The Press

‘You cannot mend a mother's broken heart’

- Katie Ham

“Grief never goes away, but you learn to carry it with you, as hard as it gets,” Hayden Marshall-Inman’s mother told Auckland District Court yesterday.

Forty-seven people were on Whakaari White Island when it erupted on December 9, 2019, with 22 dying from extreme burns and blast injuries. Marshall-Inman was one of them.

Five companies which pleaded guilty and one company which was found guilty in a judge-alone trial are set to be sentenced for failing to meet their obligation­s under the Health and Safety at Work Act in the lead-up to the eruption.

Survivors of the disaster and family of those who died during the eruption have spoken – many for the first time – about the ongoing effects the disaster had on them.

Marshall-Inman, 40, was working as a tour guide with White Island Tours from Whakatāne at the time of the eruption.

Marshall-Inman's mother, Avey Woods, told the court: “When Hayds died on White Island, a part of me died. My heart carries the loss of him day and night. You cannot mend a mother's broken heart.“

Woods described Marshall-Inman as a “man with a beautiful soul, very humble, treated everyone as an equal”.

“Grief never goes away, but you learn to carry it with you, as hard as it is..”

Mother and daughter Julie, 47, and Jessica Richards, 20, were on a day trip from a Royal Caribbean cruise ship when the eruption happened. Both died.

Barbara Whitehead, Julie's sister and Jessica's aunt, provided the court with a victim impact statement which was read aloud by WorkSafe representa­tive Casey Broad.

Whitehead said the day Whakaari White

Island erupted was a “sad day that will be in the hearts of many families worldwide”.

“When the news of the tragedy broke, all of us were hoping for a miracle that would never be,” Whitehead's statement said.

“Mother and daughter, best friends, they adored each other and were adored.”

Whitehead detailed how she had been asked to complete DNA tests to identify her sister and niece.

“I sincerely hope that nothing like this ever happens again,” she said.

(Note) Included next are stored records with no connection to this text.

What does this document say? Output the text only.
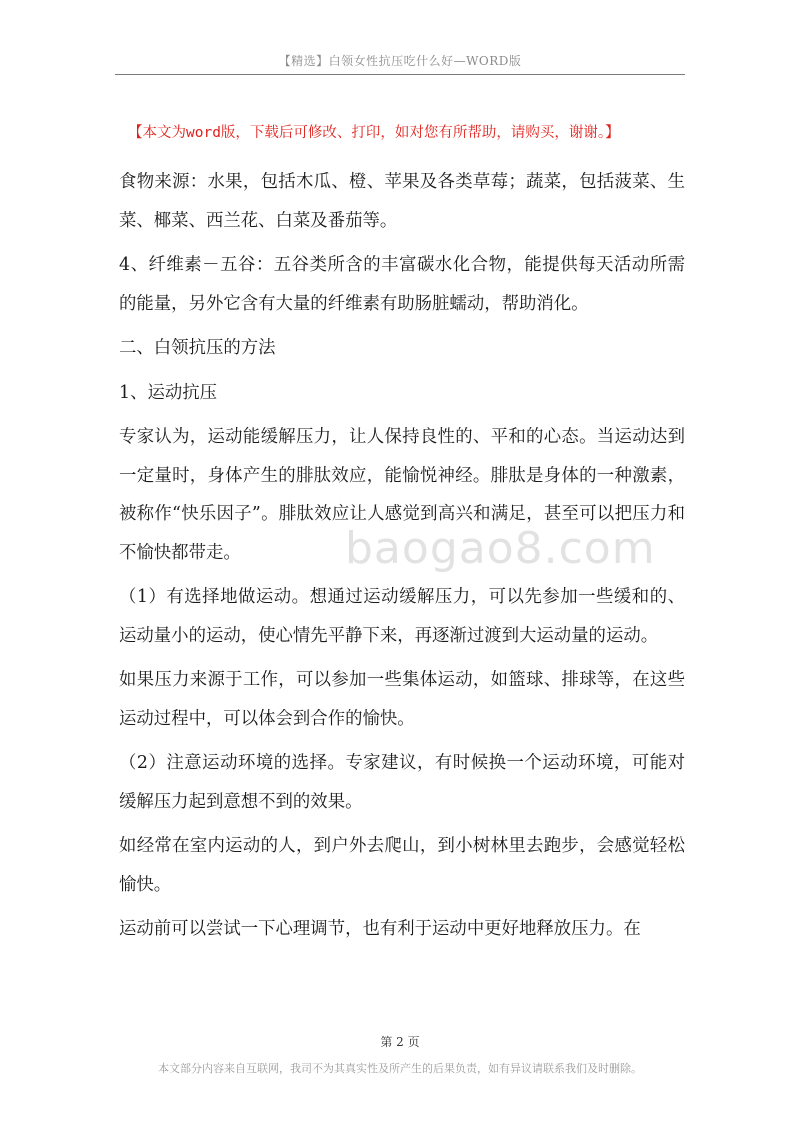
【精选】白领女性抗压吃什么好—WORD版
【本文为word版，下载后可修改、打印，如对您有所帮助，请购买，谢谢。】

食物来源：水果，包括木瓜、橙、苹果及各类草莓；蔬菜，包括菠菜、生菜、椰菜、西兰花、白菜及番茄等。

4、纤维素－五谷：五谷类所含的丰富碳水化合物，能提供每天活动所需的能量，另外它含有大量的纤维素有助肠脏蠕动，帮助消化。

二、白领抗压的方法

1、运动抗压

专家认为，运动能缓解压力，让人保持良性的、平和的心态。当运动达到一定量时，身体产生的腓肽效应，能愉悦神经。腓肽是身体的一种激素，被称作“快乐因子”。腓肽效应让人感觉到高兴和满足，甚至可以把压力和不愉快都带走。

（1）有选择地做运动。想通过运动缓解压力，可以先参加一些缓和的、运动量小的运动，使心情先平静下来，再逐渐过渡到大运动量的运动。

如果压力来源于工作，可以参加一些集体运动，如篮球、排球等，在这些运动过程中，可以体会到合作的愉快。

（2）注意运动环境的选择。专家建议，有时候换一个运动环境，可能对缓解压力起到意想不到的效果。

如经常在室内运动的人，到户外去爬山，到小树林里去跑步，会感觉轻松愉快。

运动前可以尝试一下心理调节，也有利于运动中更好地释放压力。在

baogao8.com
第 2 页
本文部分内容来自互联网，我司不为其真实性及所产生的后果负责，如有异议请联系我们及时删除。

At the conclusion of the reading of the victim impact statements, Judge Evangelos Thomas thanked all of those who had “given so much of yourselves over the past few days”.

“There are enough people who have suffered who are in this room, but it’s important that we remember that this tragedy touched many, many lives here and around the world,” he said.

Judge Thomas also paid tribute to the local Whakatāne community, the first responders to the disaster, hospitals, nurses, therapists and those involved in the rescue and recovery efforts.

“Many of those have suffered greatly, some never returned to work after what they had to deal with. It's important that we recognise how deeply this tragedy has left its mark everywhere.”

The sentencing will continue with submission­s from WorkSafe lawyer Kristy McDonald KC and lawyers for Whakaari Management Limited, White Island Tour, Volcanic Air Safaris Ltd, Aerius Ltd and Kahu New Zealand Ltd.

The country’s lead agency for monitoring volcanoes, the Institute of Geological and Nuclear Sciences Limited, will be sentenced separately. One company – InFlite Charters – has already been sentenced – fined $227,500 and ordered to pay prosecutio­n costs of $40,000.